Cela signifie que nous sommes constants. Nous avons un programme qui prévoit des livraisons plus accrues dans les prochains jours, puisqu'on revient tout de même d'une période d'arrêt de l'usine, au cours de laquelle les machines ont été révisées", confie Arnold Frédéric Mouangué, responsable de la communication et du Marketing à Alucam, avant de préciser qu'il "n'y a pas de pénurie".
Un avis qui tranche cependant avec les statistiques du ministère du Commerce, lesquels ont certainement guidé la sommation musclée du ministre Luc Magloire Mbarga Atangana de vendredi dernier, et qui indiquent que entre la première semaine de la reprise des activités à Alucam à la fin du mois d'août dernier après l'arrêt technique, et la semaine écoulée, la production de l'unique pourvoyeur local de matière première pour la fabrication des tôles est passée de 700 à 300 tonnes. Ce qui équivaut à une baisse de la production de plus de 50%.

Consommation locale
Mais à Alucam, où on soutient que la production "est constante" par rapport à l'année dernière, l'on explique la rareté des tôles ondulées sur le marché camerounais depuis quelques mois par les pratiques répréhensibles des distributeurs et des onduleurs. "A mon avis, je pense qu'il y a des distributeurs qui exportent la production destinée à la consommation locale vers des marchés extérieurs plus attractifs. Si la tôle qui coûte par exemple 1000 Fcfa au Cameroun revient à 1500 Fcfa en Guinée Equatoriale, vous comprenez que certains préfèrent vendre chez eux. En plus, nous croyons qu'il y a des distributeurs qui font de la rétention des stocks pour attendre que la fluctuation des prix au niveau international leur soit favorable avant de mettre leur stock en vente. Ce qui peut faire croire qu'il ya pénurie", soutient un responsable d'Alucam.
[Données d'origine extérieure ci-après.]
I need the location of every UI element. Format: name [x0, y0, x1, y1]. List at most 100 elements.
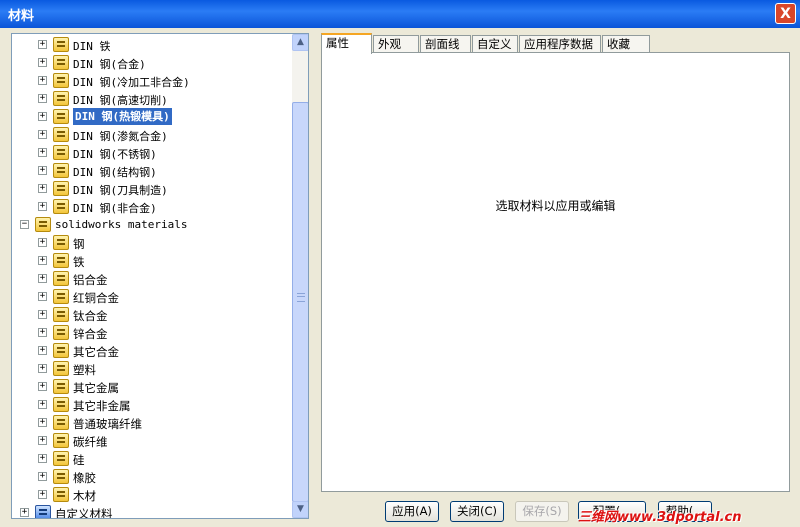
- material-library-icon: [53, 415, 69, 430]
- expand-icon[interactable]: +: [38, 490, 47, 499]
- expand-icon[interactable]: +: [38, 436, 47, 445]
- window-title: 材料: [8, 9, 35, 24]
- tree-node[interactable]: + 塑料: [12, 360, 292, 378]
- tree-node[interactable]: + DIN 钢(结构钢): [12, 162, 292, 180]
- tree-node-label: DIN 钢(热锻模具): [73, 108, 172, 125]
- tree-node[interactable]: + 碳纤维: [12, 432, 292, 450]
- tab-0[interactable]: 属性: [321, 33, 372, 54]
- tree-node[interactable]: − solidworks materials: [12, 216, 292, 234]
- save-button[interactable]: 保存(S): [515, 501, 569, 522]
- tree-node[interactable]: + 红铜合金: [12, 288, 292, 306]
- expand-icon[interactable]: +: [38, 472, 47, 481]
- expand-icon[interactable]: +: [38, 202, 47, 211]
- expand-icon[interactable]: +: [38, 400, 47, 409]
- expand-icon[interactable]: +: [38, 238, 47, 247]
- material-library-icon: [53, 271, 69, 286]
- material-library-icon: [53, 199, 69, 214]
- expand-icon[interactable]: +: [38, 292, 47, 301]
- apply-button[interactable]: 应用(A): [385, 501, 439, 522]
- tree-node[interactable]: + DIN 钢(非合金): [12, 198, 292, 216]
- material-library-icon: [53, 163, 69, 178]
- expand-icon[interactable]: +: [38, 328, 47, 337]
- material-library-icon: [53, 109, 69, 124]
- scroll-up-icon[interactable]: ▲: [292, 34, 308, 51]
- scroll-down-icon[interactable]: ▼: [292, 501, 308, 518]
- tree-node-label: DIN 钢(合金): [73, 58, 146, 71]
- expand-icon[interactable]: +: [38, 454, 47, 463]
- tree-node[interactable]: + 钛合金: [12, 306, 292, 324]
- tree-node-label: DIN 钢(高速切削): [73, 94, 168, 107]
- material-library-icon: [53, 343, 69, 358]
- material-library-icon: [53, 469, 69, 484]
- tree-node-label: DIN 钢(刀具制造): [73, 184, 168, 197]
- tree-node[interactable]: + 铝合金: [12, 270, 292, 288]
- expand-icon[interactable]: +: [38, 58, 47, 67]
- tree-node[interactable]: + DIN 钢(渗氮合金): [12, 126, 292, 144]
- material-library-icon: [53, 487, 69, 502]
- tab-4[interactable]: 应用程序数据: [519, 35, 601, 53]
- tree-node[interactable]: + DIN 铁: [12, 36, 292, 54]
- scroll-thumb[interactable]: [292, 102, 308, 502]
- tree-node-label: 钛合金: [73, 309, 108, 323]
- tree-node[interactable]: + 其它合金: [12, 342, 292, 360]
- expand-icon[interactable]: +: [38, 382, 47, 391]
- expand-icon[interactable]: +: [38, 310, 47, 319]
- tree-node[interactable]: + 橡胶: [12, 468, 292, 486]
- tree-node[interactable]: + DIN 钢(冷加工非合金): [12, 72, 292, 90]
- close-dialog-button[interactable]: 关闭(C): [450, 501, 504, 522]
- tree-node[interactable]: + 普通玻璃纤维: [12, 414, 292, 432]
- collapse-icon[interactable]: −: [20, 220, 29, 229]
- tree-node[interactable]: + 钢: [12, 234, 292, 252]
- tree-node-label: DIN 铁: [73, 40, 111, 53]
- tab-1[interactable]: 外观: [373, 35, 419, 53]
- tree-node[interactable]: + 木材: [12, 486, 292, 504]
- tree-node[interactable]: + 其它非金属: [12, 396, 292, 414]
- tree-node-label: 碳纤维: [73, 435, 108, 449]
- tree-node-label: DIN 钢(结构钢): [73, 166, 157, 179]
- tree-node[interactable]: + 其它金属: [12, 378, 292, 396]
- tree-scrollbar[interactable]: ▲ ▼: [292, 34, 308, 518]
- material-tree[interactable]: + DIN 铁 + DIN 钢(合金) + DIN 钢(冷加工非合金) + DIN 钢(高速切…: [11, 33, 309, 519]
- tree-node[interactable]: + 锌合金: [12, 324, 292, 342]
- tree-node-label: DIN 钢(渗氮合金): [73, 130, 168, 143]
- expand-icon[interactable]: +: [38, 256, 47, 265]
- tree-node-label: DIN 钢(冷加工非合金): [73, 76, 190, 89]
- tree-node-label: 其它金属: [73, 381, 119, 395]
- tree-node-label: 钢: [73, 237, 85, 251]
- tree-node[interactable]: + DIN 钢(热锻模具): [12, 108, 292, 126]
- expand-icon[interactable]: +: [38, 94, 47, 103]
- expand-icon[interactable]: +: [20, 508, 29, 517]
- expand-icon[interactable]: +: [38, 418, 47, 427]
- expand-icon[interactable]: +: [38, 76, 47, 85]
- expand-icon[interactable]: +: [38, 148, 47, 157]
- expand-icon[interactable]: +: [38, 346, 47, 355]
- tree-node[interactable]: + DIN 钢(高速切削): [12, 90, 292, 108]
- tree-node[interactable]: + DIN 钢(不锈钢): [12, 144, 292, 162]
- tree-node-label: 锌合金: [73, 327, 108, 341]
- tree-node[interactable]: + 硅: [12, 450, 292, 468]
- tree-node[interactable]: + DIN 钢(合金): [12, 54, 292, 72]
- expand-icon[interactable]: +: [38, 184, 47, 193]
- expand-icon[interactable]: +: [38, 112, 47, 121]
- material-library-icon: [53, 181, 69, 196]
- tab-5[interactable]: 收藏: [602, 35, 650, 53]
- expand-icon[interactable]: +: [38, 40, 47, 49]
- expand-icon[interactable]: +: [38, 130, 47, 139]
- tree-node[interactable]: + 自定义材料: [12, 504, 292, 518]
- close-button[interactable]: X: [775, 3, 796, 24]
- tab-3[interactable]: 自定义: [472, 35, 518, 53]
- material-library-icon: [53, 235, 69, 250]
- material-library-icon: [53, 361, 69, 376]
- tree-node[interactable]: + 铁: [12, 252, 292, 270]
- material-library-icon: [53, 91, 69, 106]
- expand-icon[interactable]: +: [38, 274, 47, 283]
- expand-icon[interactable]: +: [38, 364, 47, 373]
- material-library-icon: [53, 55, 69, 70]
- material-library-icon: [53, 127, 69, 142]
- tree-node-label: 硅: [73, 453, 85, 467]
- material-library-icon: [53, 289, 69, 304]
- material-library-icon: [53, 145, 69, 160]
- tree-node[interactable]: + DIN 钢(刀具制造): [12, 180, 292, 198]
- tab-2[interactable]: 剖面线: [420, 35, 471, 53]
- expand-icon[interactable]: +: [38, 166, 47, 175]
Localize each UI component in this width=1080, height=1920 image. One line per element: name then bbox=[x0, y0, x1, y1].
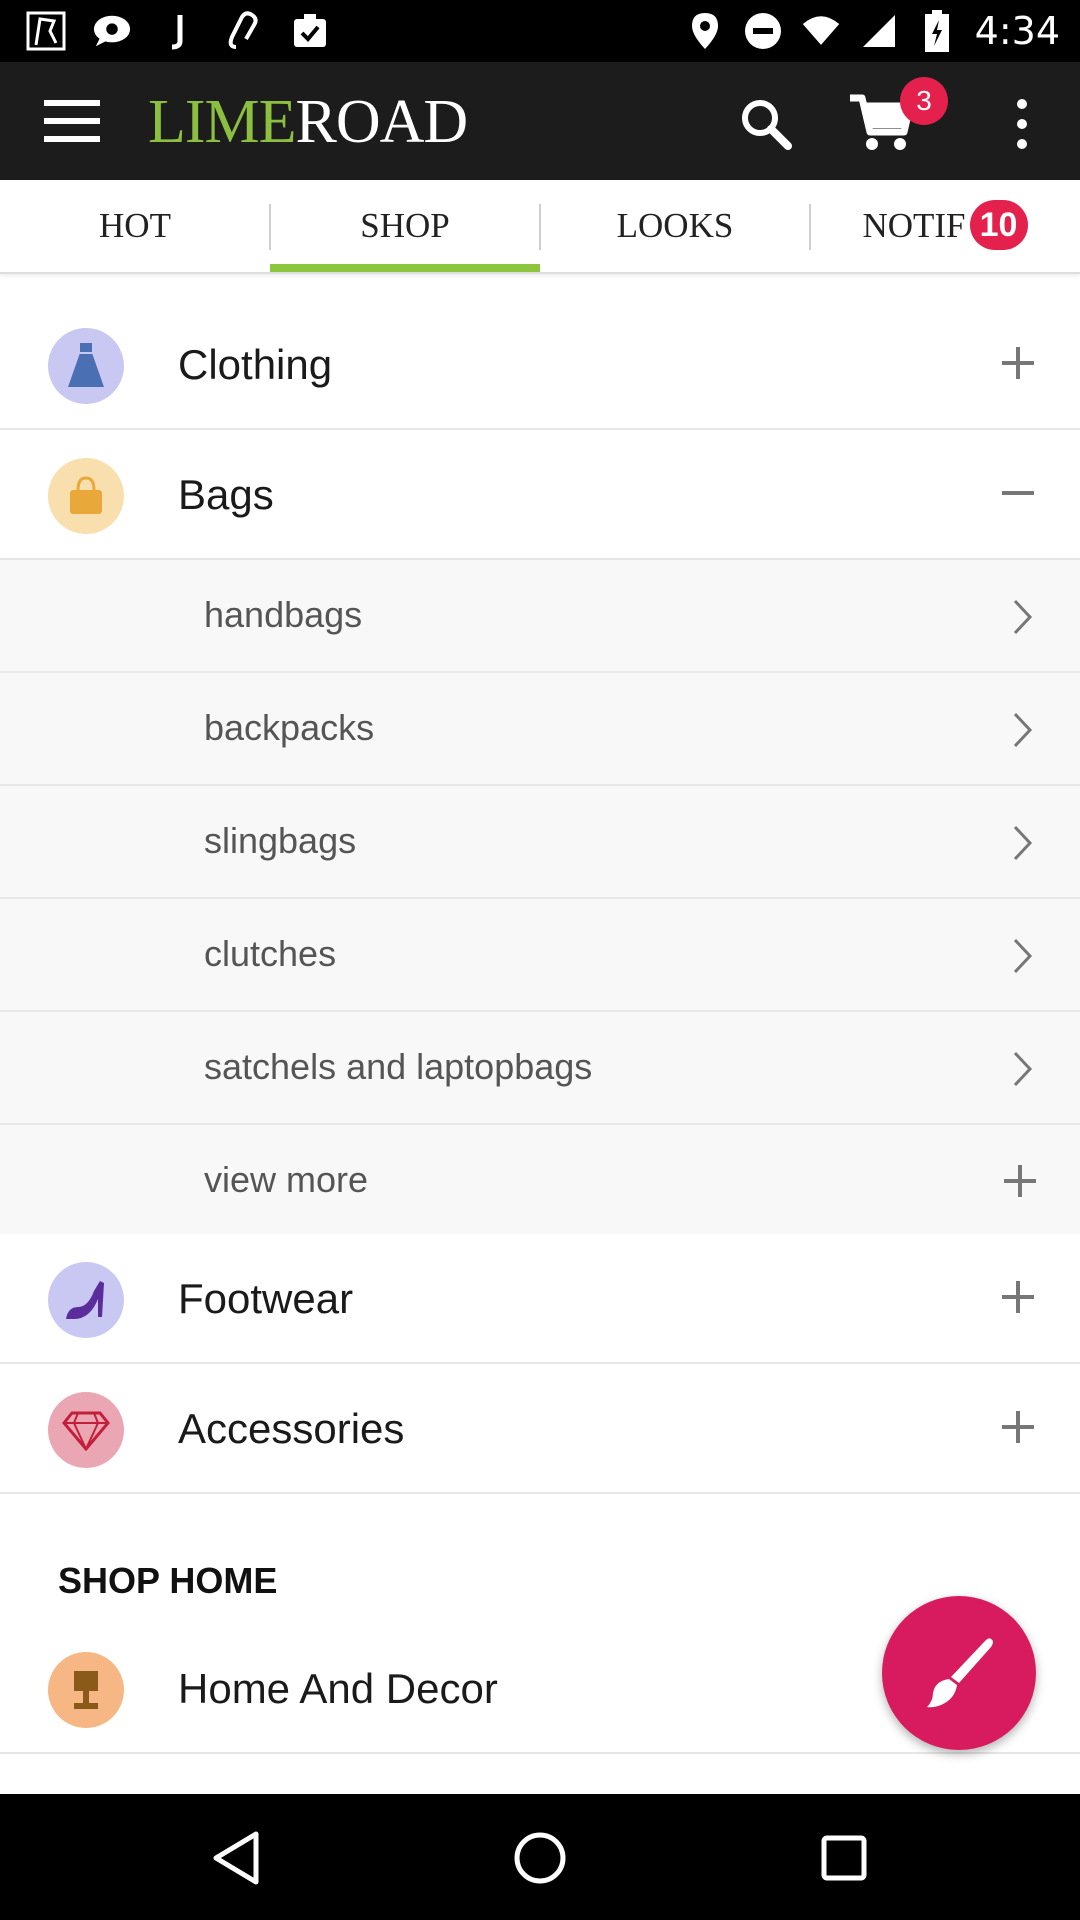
active-tab-indicator bbox=[270, 264, 540, 272]
tab-label: SHOP bbox=[360, 206, 450, 245]
paintbrush-fab-button[interactable] bbox=[882, 1596, 1036, 1750]
hamburger-menu-icon[interactable] bbox=[44, 98, 100, 144]
tab-hot[interactable]: HOT bbox=[0, 180, 270, 272]
subcategory-label: clutches bbox=[204, 933, 337, 974]
notif-count-badge: 10 bbox=[969, 199, 1028, 250]
category-label: Bags bbox=[178, 471, 274, 518]
diamond-icon bbox=[48, 1392, 124, 1468]
category-label: Clothing bbox=[178, 341, 333, 388]
plus-icon bbox=[1002, 1163, 1038, 1199]
subcategory-item[interactable]: backpacks bbox=[0, 673, 1080, 786]
app-icon bbox=[26, 10, 66, 52]
expand-plus-icon[interactable] bbox=[1000, 1409, 1036, 1445]
tab-label: NOTIF bbox=[862, 206, 966, 245]
collapse-minus-icon[interactable] bbox=[1000, 475, 1036, 511]
dress-icon bbox=[48, 328, 124, 404]
tab-shop[interactable]: SHOP bbox=[270, 180, 540, 272]
clock: 4:34 bbox=[974, 9, 1060, 53]
chevron-right-icon bbox=[1012, 711, 1034, 749]
back-icon[interactable] bbox=[208, 1828, 268, 1888]
tab-looks[interactable]: LOOKS bbox=[540, 180, 810, 272]
category-label: Home And Decor bbox=[178, 1665, 498, 1712]
more-options-icon[interactable] bbox=[1006, 98, 1038, 150]
expand-plus-icon[interactable] bbox=[1000, 345, 1036, 381]
subcategory-label: backpacks bbox=[204, 707, 375, 748]
view-more-item[interactable]: view more bbox=[0, 1125, 1080, 1234]
location-icon bbox=[685, 10, 725, 52]
handbag-icon bbox=[48, 458, 124, 534]
battery-charging-icon bbox=[917, 10, 957, 52]
status-bar: 4:34 bbox=[0, 0, 1080, 62]
wifi-icon bbox=[801, 10, 841, 52]
tab-notif[interactable]: NOTIF 10 bbox=[810, 180, 1080, 272]
app-bar: LIMEROAD 3 bbox=[0, 62, 1080, 180]
chat-icon bbox=[92, 10, 132, 52]
expand-plus-icon[interactable] bbox=[1000, 1279, 1036, 1315]
section-title-shop-home: SHOP HOME bbox=[58, 1560, 278, 1601]
category-label: Footwear bbox=[178, 1275, 354, 1322]
category-row-footwear[interactable]: Footwear bbox=[0, 1234, 1080, 1364]
subcategory-item[interactable]: satchels and laptopbags bbox=[0, 1012, 1080, 1125]
logo-text-road: ROAD bbox=[295, 88, 469, 156]
home-icon[interactable] bbox=[510, 1828, 570, 1888]
logo-text-lime: LIME bbox=[148, 88, 297, 156]
limeroad-logo[interactable]: LIMEROAD bbox=[148, 86, 469, 158]
tab-label: LOOKS bbox=[616, 206, 734, 245]
link-icon bbox=[224, 10, 264, 52]
paintbrush-icon bbox=[927, 1638, 993, 1708]
chevron-right-icon bbox=[1012, 937, 1034, 975]
clipboard-icon bbox=[290, 10, 330, 52]
signal-icon bbox=[859, 10, 899, 52]
lamp-icon bbox=[48, 1652, 124, 1728]
recent-apps-icon[interactable] bbox=[814, 1828, 874, 1888]
tab-label: HOT bbox=[99, 206, 171, 245]
subcategory-label: handbags bbox=[204, 594, 363, 635]
chevron-right-icon bbox=[1012, 598, 1034, 636]
system-nav-bar bbox=[0, 1794, 1080, 1920]
do-not-disturb-icon bbox=[743, 10, 783, 52]
category-label: Accessories bbox=[178, 1405, 405, 1452]
tab-bar: HOT SHOP LOOKS NOTIF 10 bbox=[0, 180, 1080, 274]
chevron-right-icon bbox=[1012, 1050, 1034, 1088]
view-more-label: view more bbox=[204, 1159, 369, 1200]
subcategory-label: slingbags bbox=[204, 820, 357, 861]
high-heel-icon bbox=[48, 1262, 124, 1338]
cart-count-badge: 3 bbox=[900, 77, 948, 125]
subcategory-item[interactable]: handbags bbox=[0, 560, 1080, 673]
category-row-clothing[interactable]: Clothing bbox=[0, 300, 1080, 430]
search-icon[interactable] bbox=[736, 94, 796, 154]
subcategory-item[interactable]: clutches bbox=[0, 899, 1080, 1012]
j-icon bbox=[158, 10, 198, 52]
category-row-bags[interactable]: Bags bbox=[0, 430, 1080, 560]
chevron-right-icon bbox=[1012, 824, 1034, 862]
category-row-accessories[interactable]: Accessories bbox=[0, 1364, 1080, 1494]
subcategory-item[interactable]: slingbags bbox=[0, 786, 1080, 899]
subcategory-label: satchels and laptopbags bbox=[204, 1046, 593, 1087]
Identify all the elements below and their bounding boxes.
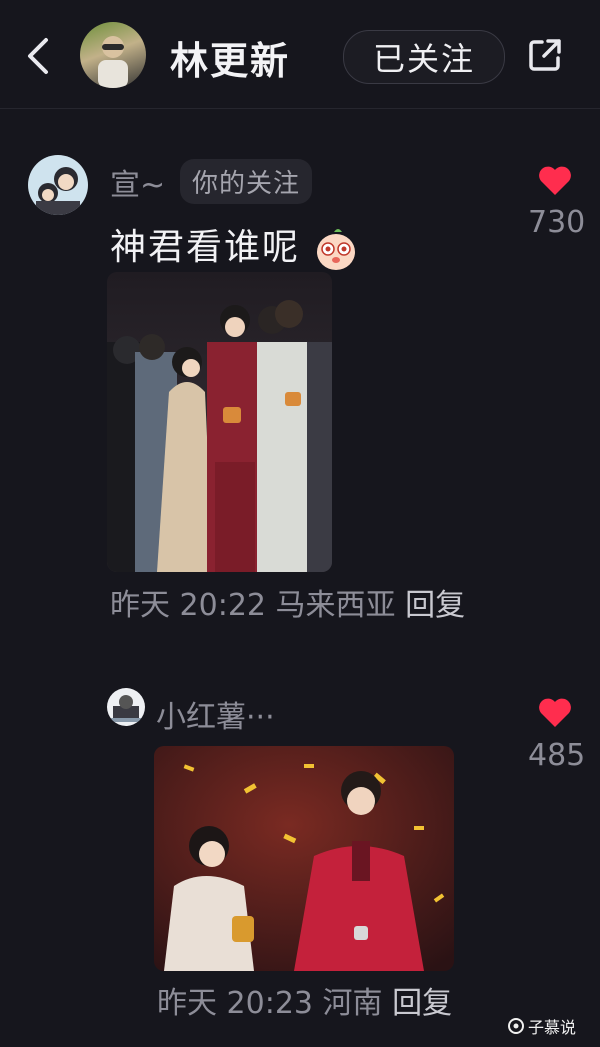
comment-meta: 昨天 20:23 河南 回复 [157,984,497,1024]
commenter-name[interactable]: 小红薯··· [156,692,275,736]
watermark-logo-icon [508,1018,524,1034]
comment-location: 河南 [322,986,383,1021]
profile-avatar[interactable] [80,22,146,88]
page-title: 林更新 [170,39,291,83]
comment-photo[interactable] [107,272,332,572]
comment-time: 昨天 20:23 [157,986,313,1021]
top-bar: 林更新 已关注 [0,0,600,109]
cute-face-emoji-icon [313,226,359,272]
commenter-name[interactable]: 宣~ [110,160,165,204]
watermark-text: 子慕说 [528,1018,577,1037]
commenter-avatar[interactable] [107,688,145,726]
share-icon[interactable] [526,36,564,74]
following-button[interactable]: 已关注 [343,30,505,84]
watermark: 子慕说 [508,1014,576,1038]
comment-text-content: 神君看谁呢 [110,227,301,268]
following-tag: 你的关注 [180,159,313,204]
comment-meta: 昨天 20:22 马来西亚 回复 [110,586,480,626]
like-heart-icon[interactable] [537,696,573,728]
comment-location: 马来西亚 [275,588,396,623]
reply-button[interactable]: 回复 [405,588,465,623]
comment-photo[interactable] [154,746,454,971]
like-count: 730 [528,205,586,240]
reply-button[interactable]: 回复 [392,986,452,1021]
comment-time: 昨天 20:22 [110,588,266,623]
back-icon[interactable] [22,36,56,76]
like-count: 485 [528,738,586,773]
like-heart-icon[interactable] [537,164,573,196]
commenter-avatar[interactable] [28,155,88,215]
comment-text: 神君看谁呢 [110,218,359,272]
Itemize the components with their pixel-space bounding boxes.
Des avis que corroborent en partie le directeur du Commerce intérieur au ministère du Commerce. "Alucam ne fabrique que des bobines et les vend aux onduleurs qui en font des tôles. Parfois, entre l'onduleur et le distributeur, il y a des déperditions parce que certains préfèrent aller vers des marchés plus attractifs hors du Cameroun. Nous sommes en train de mettre en place un dispositif pour canaliser les sorties des produits chez les onduleurs, et qui sont destinés à la commercialisation locale. Nous constatons également depuis quelques jours qu'il y a des efforts importants de la part d'Alucam en matière de production", affirme Valentin Mbarga Bihina, qui révèle par ailleurs que comme c'est le cas avec les denrées de première nécessité depuis plusieurs mois, le ministère du Commerce est en train de mettre sur pied des "quincailleries témoins" pour desserrer autour des consommateurs de tôles ondulées l'étreinte de la surenchère induite par la pénurie fictive ou réelle actuellement constatée sur le marché camerounais.